Bischof diskutiert in Lambach mit der charismatischen Gemeindeerneuerung

1. August 2019

Gott ermöglicht Andersheit – Bischof Voderholzer diskutiert in Lambach mit Gläubigen aus der charismatischen Gemeindeerneuerung

Bild v.l. Diözesanpräses K.-D. Schmidt, Bischof Rudolf und Leiter Bernhard Stock in der Turnhalle von Lambach

Am 30. Juli hat Bischof Rudolf in Lambach bei einer Konferenz für Leiter von Gemeinschaften aus der charismatischen Erneuerug über die göttliche Dreifaltigkeit als das Spezifikum christlichen Glaubens gesprochen. „Brot des Lebens“ ist eine katholische charismatische Gemeinschaft in der Erzdiözese München, die Kardinal Friedrich Wetter anerkannt hat. Die Gemeinschaft hat für eine Leiterschulung Vertreter aus ähnlichen Gemeinschaften aus ganz Europa für eine Woche im Kolping-Ferienhaus Lambach versammelt.

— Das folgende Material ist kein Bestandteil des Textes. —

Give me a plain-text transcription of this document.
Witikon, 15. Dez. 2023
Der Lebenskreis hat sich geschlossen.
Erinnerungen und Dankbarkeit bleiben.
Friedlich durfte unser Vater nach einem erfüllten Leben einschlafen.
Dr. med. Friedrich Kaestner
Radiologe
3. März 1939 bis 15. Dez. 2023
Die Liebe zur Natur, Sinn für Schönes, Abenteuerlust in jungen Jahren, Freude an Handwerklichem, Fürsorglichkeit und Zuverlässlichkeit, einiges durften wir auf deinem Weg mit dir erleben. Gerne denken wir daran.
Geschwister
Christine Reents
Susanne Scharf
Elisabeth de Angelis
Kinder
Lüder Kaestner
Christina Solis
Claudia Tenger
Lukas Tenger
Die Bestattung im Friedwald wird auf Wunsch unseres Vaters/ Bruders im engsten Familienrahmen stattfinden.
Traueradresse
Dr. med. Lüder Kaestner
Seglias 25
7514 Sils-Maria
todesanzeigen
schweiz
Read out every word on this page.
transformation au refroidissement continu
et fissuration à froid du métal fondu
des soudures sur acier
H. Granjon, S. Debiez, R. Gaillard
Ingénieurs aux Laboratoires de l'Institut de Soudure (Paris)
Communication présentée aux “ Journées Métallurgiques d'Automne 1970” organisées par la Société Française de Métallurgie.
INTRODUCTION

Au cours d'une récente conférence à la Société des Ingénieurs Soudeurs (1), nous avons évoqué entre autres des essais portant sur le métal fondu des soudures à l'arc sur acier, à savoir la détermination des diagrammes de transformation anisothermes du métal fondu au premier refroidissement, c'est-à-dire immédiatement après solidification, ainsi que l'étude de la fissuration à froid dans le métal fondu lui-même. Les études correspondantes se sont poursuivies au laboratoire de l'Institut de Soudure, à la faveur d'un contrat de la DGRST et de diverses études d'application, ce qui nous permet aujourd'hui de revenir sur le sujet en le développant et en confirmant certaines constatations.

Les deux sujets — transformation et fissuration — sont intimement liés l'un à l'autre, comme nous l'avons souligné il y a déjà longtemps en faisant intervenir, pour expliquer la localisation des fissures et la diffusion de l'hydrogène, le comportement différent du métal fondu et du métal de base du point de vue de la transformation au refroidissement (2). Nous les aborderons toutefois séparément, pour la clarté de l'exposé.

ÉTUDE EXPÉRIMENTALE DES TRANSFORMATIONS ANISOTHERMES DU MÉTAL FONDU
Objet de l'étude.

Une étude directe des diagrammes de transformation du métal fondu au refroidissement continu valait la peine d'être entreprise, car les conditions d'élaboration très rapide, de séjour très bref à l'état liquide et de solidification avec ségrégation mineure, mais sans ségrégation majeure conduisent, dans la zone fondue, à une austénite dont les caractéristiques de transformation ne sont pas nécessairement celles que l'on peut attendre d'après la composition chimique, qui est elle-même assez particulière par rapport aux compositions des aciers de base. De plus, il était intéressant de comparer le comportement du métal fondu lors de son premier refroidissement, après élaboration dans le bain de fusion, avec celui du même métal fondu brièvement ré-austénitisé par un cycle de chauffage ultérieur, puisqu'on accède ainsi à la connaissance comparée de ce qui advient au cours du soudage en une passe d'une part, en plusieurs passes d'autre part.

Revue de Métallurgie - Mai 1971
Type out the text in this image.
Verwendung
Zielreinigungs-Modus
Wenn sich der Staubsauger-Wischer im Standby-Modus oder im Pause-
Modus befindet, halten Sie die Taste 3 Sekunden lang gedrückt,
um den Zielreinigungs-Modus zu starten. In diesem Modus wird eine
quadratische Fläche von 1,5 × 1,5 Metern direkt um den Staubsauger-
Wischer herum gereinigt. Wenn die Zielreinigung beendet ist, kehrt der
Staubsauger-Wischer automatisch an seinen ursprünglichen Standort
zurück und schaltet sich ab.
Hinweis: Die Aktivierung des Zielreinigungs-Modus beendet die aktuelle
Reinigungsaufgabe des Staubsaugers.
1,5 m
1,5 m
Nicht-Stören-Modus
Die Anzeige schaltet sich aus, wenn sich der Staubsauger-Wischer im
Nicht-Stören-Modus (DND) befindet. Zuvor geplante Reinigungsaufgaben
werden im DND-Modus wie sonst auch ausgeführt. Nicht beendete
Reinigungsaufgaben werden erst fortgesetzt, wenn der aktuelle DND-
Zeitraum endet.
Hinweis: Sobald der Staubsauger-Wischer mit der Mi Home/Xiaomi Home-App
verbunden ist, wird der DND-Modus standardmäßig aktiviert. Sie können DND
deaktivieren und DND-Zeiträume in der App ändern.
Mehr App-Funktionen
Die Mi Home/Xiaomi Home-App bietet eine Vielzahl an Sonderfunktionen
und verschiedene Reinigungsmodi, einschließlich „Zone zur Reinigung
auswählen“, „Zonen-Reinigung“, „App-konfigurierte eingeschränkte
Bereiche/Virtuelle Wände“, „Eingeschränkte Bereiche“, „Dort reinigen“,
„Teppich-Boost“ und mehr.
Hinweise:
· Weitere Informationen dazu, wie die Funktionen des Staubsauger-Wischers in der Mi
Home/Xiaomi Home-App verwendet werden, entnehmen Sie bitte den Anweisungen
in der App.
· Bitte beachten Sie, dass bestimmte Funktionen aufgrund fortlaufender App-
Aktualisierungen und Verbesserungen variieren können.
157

Das Besondere am christlichen Glauben und an der Wirklichkeit des dreieinigen Gottes liegt darin begründet, dass in Gott Andersheit möglich ist und tatsächlich auch ist, dass diese Andersheit aber keine Unterordnung oder Abwertung erfordert. Im Gegenteil: In Gott selbst ist Liebe, Gott ist die Liebe. Dies ist das Vorbild dafür, Andersheit im menschlichen Leben auszuhalten, ohne in Gleichmacherei zu verfallen. Das bezieht sich nicht zuletzt auf den Unterschied von Mann und Frau. Zeitgeistige Strömungen versuchen derzeit, diese zu verwischen. Gott hat den Menschen aus Liebe erschaffen, obwohl er nicht auf ihn angewiesen ist. Gott hat dem Menschen das Leben geschenkt hat, aus freier Souveränität heraus. Damit ist auch dem Menschen die Freiheit eröffnet, sich für oder gegen Gott zu entscheiden.

Gespräch und Diskussion im Lesezimmer von Lambach

Bei dieser Gelegenheit zeigte sich Bischof Rudolf verwundert, dass in den Medien selten über kirchliche Aktivitäten oder theologische Aussagen berichtet wird. Er sprach sich dagegen aus, die Kirche auf eine moralische Institution zu reduzieren. „Ohne das Theologische, wird die Moral bald weg sein“, sagte Dr. Voderholzer.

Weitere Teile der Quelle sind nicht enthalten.